Helpful hints for parents

  • Buy a diary and write down any questions and information as you think of them. This simple task helps to empower your role as a parent in advocating for your child.

  • Talk to other parents on the ward who have been through what you are now going through. You cannot underestimate the support you may gain from these interactions.

  • Ask for any further literature.

  • Despite circumstances, try to maintain a normal lifestyle. Treat your child as normally as possible. If you are unsure of how much to discipline your child or when to limit or restrict certain activities then ask your doctor, social worker or psychologist. You may also find great support from other parents.

  • Keep in mind the needs of your other children – they still need you.

  • Keep all avenues of support open, you never know when you may need them for both your child and yourselves.

  • Give yourself time to talk with your husband/wife or, if you are a single parent, with someone close to you.

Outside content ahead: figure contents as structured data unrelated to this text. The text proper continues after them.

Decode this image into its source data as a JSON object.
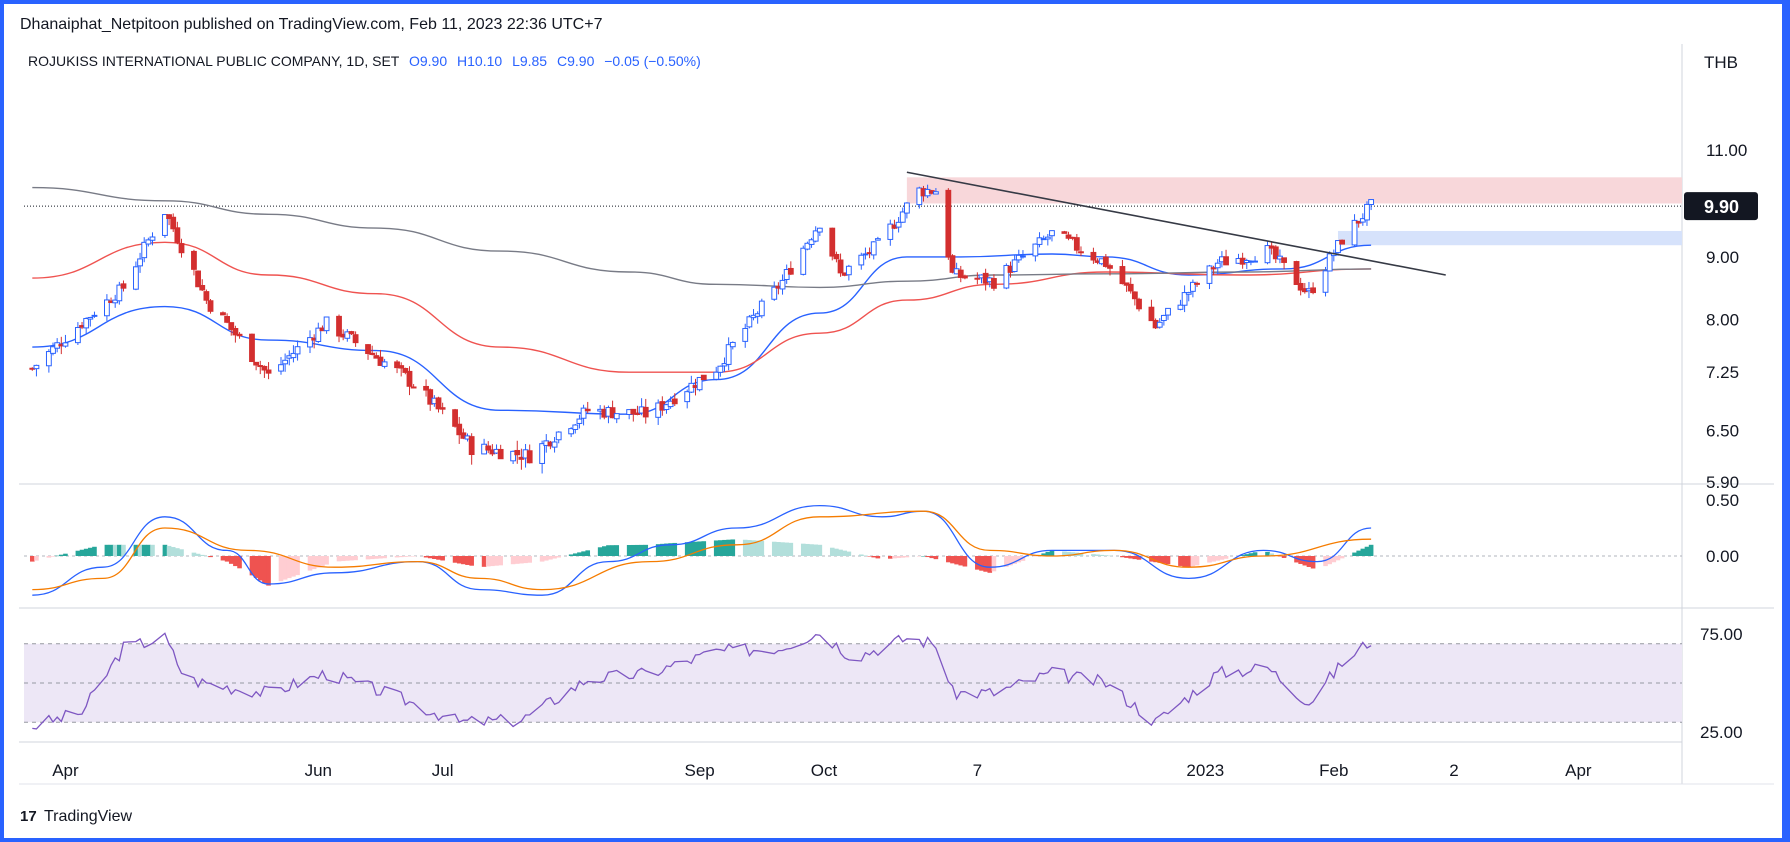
{
  "header": {
    "publisher": "Dhanaiphat_Netpitoon published on TradingView.com, Feb 11, 2023 22:36 UTC+7",
    "symbol": "ROJUKISS INTERNATIONAL PUBLIC COMPANY, 1D, SET",
    "ohlc_o": "O9.90",
    "ohlc_h": "H10.10",
    "ohlc_l": "L9.85",
    "ohlc_c": "C9.90",
    "change": "−0.05 (−0.50%)"
  },
  "currency": "THB",
  "footer": {
    "brand": "TradingView",
    "logo_text": "17"
  },
  "colors": {
    "up": "#2962ff",
    "down": "#d32f2f",
    "ma_fast": "#2962ff",
    "ma_mid": "#ef5350",
    "ma_slow": "#787b86",
    "trendline": "#363a45",
    "resistance_zone": "#f8d7da",
    "support_zone": "#d6e2fb",
    "macd_line": "#2962ff",
    "signal_line": "#f57c00",
    "hist_pos": "#26a69a",
    "hist_pos_light": "#b2dfdb",
    "hist_neg": "#ef5350",
    "hist_neg_light": "#ffcdd2",
    "rsi_line": "#7e57c2",
    "rsi_band": "#ede7f6"
  },
  "chart_data": {
    "price_panel": {
      "type": "candlestick",
      "y_axis_labels": [
        "11.00",
        "9.00",
        "8.00",
        "7.25",
        "6.50",
        "5.90"
      ],
      "y_axis_scale": "log",
      "last_price_label": "9.90",
      "last_price": 9.9,
      "resistance_zone": [
        9.95,
        10.45
      ],
      "support_zone": [
        9.2,
        9.45
      ],
      "trendline": {
        "from": {
          "date": "2022-10-21",
          "price": 10.55
        },
        "to": {
          "date": "2023-02-28",
          "price": 8.7
        }
      },
      "candle_keypoints": [
        {
          "date": "2022-03-24",
          "close": 7.3
        },
        {
          "date": "2022-04-15",
          "close": 8.5
        },
        {
          "date": "2022-04-25",
          "close": 9.8
        },
        {
          "date": "2022-05-05",
          "close": 8.3
        },
        {
          "date": "2022-05-20",
          "close": 7.2
        },
        {
          "date": "2022-06-03",
          "close": 7.95
        },
        {
          "date": "2022-06-24",
          "close": 7.1
        },
        {
          "date": "2022-07-08",
          "close": 6.3
        },
        {
          "date": "2022-07-22",
          "close": 6.2
        },
        {
          "date": "2022-08-05",
          "close": 6.75
        },
        {
          "date": "2022-08-20",
          "close": 6.7
        },
        {
          "date": "2022-09-05",
          "close": 7.3
        },
        {
          "date": "2022-09-21",
          "close": 8.6
        },
        {
          "date": "2022-09-30",
          "close": 9.6
        },
        {
          "date": "2022-10-05",
          "close": 8.7
        },
        {
          "date": "2022-10-14",
          "close": 9.2
        },
        {
          "date": "2022-10-24",
          "close": 10.2
        },
        {
          "date": "2022-10-28",
          "close": 10.2
        },
        {
          "date": "2022-11-01",
          "close": 8.7
        },
        {
          "date": "2022-11-11",
          "close": 8.6
        },
        {
          "date": "2022-11-25",
          "close": 9.4
        },
        {
          "date": "2022-12-08",
          "close": 8.9
        },
        {
          "date": "2022-12-20",
          "close": 7.9
        },
        {
          "date": "2023-01-04",
          "close": 8.9
        },
        {
          "date": "2023-01-16",
          "close": 9.1
        },
        {
          "date": "2023-01-26",
          "close": 8.4
        },
        {
          "date": "2023-02-03",
          "close": 9.3
        },
        {
          "date": "2023-02-10",
          "close": 9.9
        }
      ],
      "moving_averages": [
        {
          "color": "ma_fast",
          "points": [
            [
              "2022-03-24",
              7.6
            ],
            [
              "2022-04-25",
              8.2
            ],
            [
              "2022-05-20",
              7.7
            ],
            [
              "2022-06-15",
              7.55
            ],
            [
              "2022-07-15",
              6.75
            ],
            [
              "2022-08-15",
              6.7
            ],
            [
              "2022-09-05",
              7.15
            ],
            [
              "2022-09-30",
              8.1
            ],
            [
              "2022-10-21",
              9.0
            ],
            [
              "2022-11-03",
              9.0
            ],
            [
              "2022-11-25",
              9.05
            ],
            [
              "2022-12-08",
              9.0
            ],
            [
              "2022-12-28",
              8.7
            ],
            [
              "2023-01-20",
              8.8
            ],
            [
              "2023-02-10",
              9.2
            ]
          ]
        },
        {
          "color": "ma_mid",
          "points": [
            [
              "2022-03-24",
              8.65
            ],
            [
              "2022-04-25",
              9.25
            ],
            [
              "2022-05-20",
              8.7
            ],
            [
              "2022-06-15",
              8.4
            ],
            [
              "2022-07-15",
              7.6
            ],
            [
              "2022-08-15",
              7.25
            ],
            [
              "2022-09-05",
              7.25
            ],
            [
              "2022-09-30",
              7.8
            ],
            [
              "2022-10-21",
              8.3
            ],
            [
              "2022-11-11",
              8.55
            ],
            [
              "2022-12-08",
              8.75
            ],
            [
              "2023-01-10",
              8.7
            ],
            [
              "2023-02-10",
              8.8
            ]
          ]
        },
        {
          "color": "ma_slow",
          "points": [
            [
              "2022-03-24",
              10.25
            ],
            [
              "2022-04-25",
              10.0
            ],
            [
              "2022-05-20",
              9.75
            ],
            [
              "2022-06-15",
              9.5
            ],
            [
              "2022-07-15",
              9.1
            ],
            [
              "2022-08-15",
              8.75
            ],
            [
              "2022-09-05",
              8.55
            ],
            [
              "2022-09-30",
              8.5
            ],
            [
              "2022-10-21",
              8.6
            ],
            [
              "2022-11-11",
              8.7
            ],
            [
              "2022-12-08",
              8.72
            ],
            [
              "2023-01-10",
              8.75
            ],
            [
              "2023-02-10",
              8.8
            ]
          ]
        }
      ]
    },
    "macd_panel": {
      "type": "line",
      "y_axis_labels": [
        "0.50",
        "0.00"
      ],
      "macd": [
        [
          "2022-03-24",
          -0.35
        ],
        [
          "2022-04-10",
          -0.1
        ],
        [
          "2022-04-25",
          0.35
        ],
        [
          "2022-05-10",
          0.05
        ],
        [
          "2022-05-20",
          -0.25
        ],
        [
          "2022-06-05",
          -0.15
        ],
        [
          "2022-06-25",
          -0.05
        ],
        [
          "2022-07-10",
          -0.3
        ],
        [
          "2022-07-25",
          -0.35
        ],
        [
          "2022-08-10",
          -0.05
        ],
        [
          "2022-08-25",
          0.1
        ],
        [
          "2022-09-10",
          0.25
        ],
        [
          "2022-09-30",
          0.45
        ],
        [
          "2022-10-15",
          0.35
        ],
        [
          "2022-10-25",
          0.4
        ],
        [
          "2022-11-10",
          -0.1
        ],
        [
          "2022-11-25",
          0.05
        ],
        [
          "2022-12-10",
          0.05
        ],
        [
          "2022-12-28",
          -0.2
        ],
        [
          "2023-01-15",
          0.05
        ],
        [
          "2023-01-28",
          -0.05
        ],
        [
          "2023-02-10",
          0.25
        ]
      ],
      "signal": [
        [
          "2022-03-24",
          -0.3
        ],
        [
          "2022-04-10",
          -0.2
        ],
        [
          "2022-04-25",
          0.25
        ],
        [
          "2022-05-15",
          0.05
        ],
        [
          "2022-06-05",
          -0.1
        ],
        [
          "2022-06-25",
          -0.05
        ],
        [
          "2022-07-10",
          -0.2
        ],
        [
          "2022-07-25",
          -0.3
        ],
        [
          "2022-08-20",
          -0.05
        ],
        [
          "2022-09-10",
          0.1
        ],
        [
          "2022-09-30",
          0.35
        ],
        [
          "2022-10-25",
          0.4
        ],
        [
          "2022-11-10",
          0.05
        ],
        [
          "2022-11-25",
          0.0
        ],
        [
          "2022-12-10",
          0.05
        ],
        [
          "2022-12-28",
          -0.1
        ],
        [
          "2023-01-15",
          0.0
        ],
        [
          "2023-02-10",
          0.15
        ]
      ]
    },
    "rsi_panel": {
      "type": "line",
      "y_axis_labels": [
        "75.00",
        "25.00"
      ],
      "band": [
        30,
        70
      ],
      "midline": 50,
      "rsi": [
        [
          "2022-03-24",
          28
        ],
        [
          "2022-04-05",
          35
        ],
        [
          "2022-04-15",
          68
        ],
        [
          "2022-04-25",
          73
        ],
        [
          "2022-04-30",
          52
        ],
        [
          "2022-05-10",
          48
        ],
        [
          "2022-05-20",
          45
        ],
        [
          "2022-06-03",
          55
        ],
        [
          "2022-06-20",
          43
        ],
        [
          "2022-07-05",
          30
        ],
        [
          "2022-07-20",
          31
        ],
        [
          "2022-08-05",
          52
        ],
        [
          "2022-08-20",
          55
        ],
        [
          "2022-09-05",
          66
        ],
        [
          "2022-09-20",
          68
        ],
        [
          "2022-09-30",
          76
        ],
        [
          "2022-10-08",
          63
        ],
        [
          "2022-10-21",
          73
        ],
        [
          "2022-10-28",
          70
        ],
        [
          "2022-11-01",
          45
        ],
        [
          "2022-11-11",
          45
        ],
        [
          "2022-11-25",
          55
        ],
        [
          "2022-12-08",
          50
        ],
        [
          "2022-12-20",
          30
        ],
        [
          "2023-01-04",
          55
        ],
        [
          "2023-01-16",
          58
        ],
        [
          "2023-01-26",
          40
        ],
        [
          "2023-02-03",
          60
        ],
        [
          "2023-02-10",
          72
        ]
      ]
    },
    "x_axis_labels": [
      {
        "label": "Apr",
        "date": "2022-04-01"
      },
      {
        "label": "Jun",
        "date": "2022-06-01"
      },
      {
        "label": "Jul",
        "date": "2022-07-01"
      },
      {
        "label": "Sep",
        "date": "2022-09-01"
      },
      {
        "label": "Oct",
        "date": "2022-10-01"
      },
      {
        "label": "7",
        "date": "2022-11-07"
      },
      {
        "label": "2023",
        "date": "2023-01-01"
      },
      {
        "label": "Feb",
        "date": "2023-02-01"
      },
      {
        "label": "2",
        "date": "2023-03-02"
      },
      {
        "label": "Apr",
        "date": "2023-04-01"
      }
    ]
  }
}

  • Allow yourself time just for you.

  • You may want to keep a journal/scrapbook for your child so when they are older they are able to have a record of this important stage in their lives. You could include; photos, hair samples, people who visited, etc. Offer for them to be involved.

  • Don't allow all your discussions to only revolve around the sick child, make time to do things you enjoyed doing together as a family before your child became sick.

  • Find ways to reduce frustration or boredom when you're waiting around for procedures e.g. reading, sewing, puzzles and exercise.

  • Ask your doctor or Social Worker to link you up with other parents living in your area. This can be helpful for both you and your child, particularly if the children are around the same age.

  • If it’s possible, try and work out a roster or system whereby you and your spouse can share and alternate the care of your child at the hospital. This gives you both the opportunity to spend time with the hospitalised child and other siblings and to also have a rest or time to yourself. This also allows both parents to become familiar with the child's life in the hospital, the treatment and to get to know the staff. This can reduce the differences between parents when one becomes much more actively involved in the treatment than the other. If you are a single parent, perhaps another family member or friend who is close to the child, may be able to stay at the hospital occasionally to give you a break.

  • Utilise the services/resources at the hospital for support.

  • There are outside professionals, agencies and organisations who can offer a variety of support, information and assistance. Ask your Social Worker for this information.

  • If your child is in remission, use this time to encourage positive attitudes and to open up discussion as to your child’s understanding of the situation. Often children may discuss things more easily about their fears and concerns when the pressure of treatment has lessened.

  • Encourage family and friends to visit the hospital but keep them informed of what to expect so they are prepared before they enter the child’s room or ward. It may be confronting for relatives and friends when they first see the child in hospital and the effects that treatment may have had.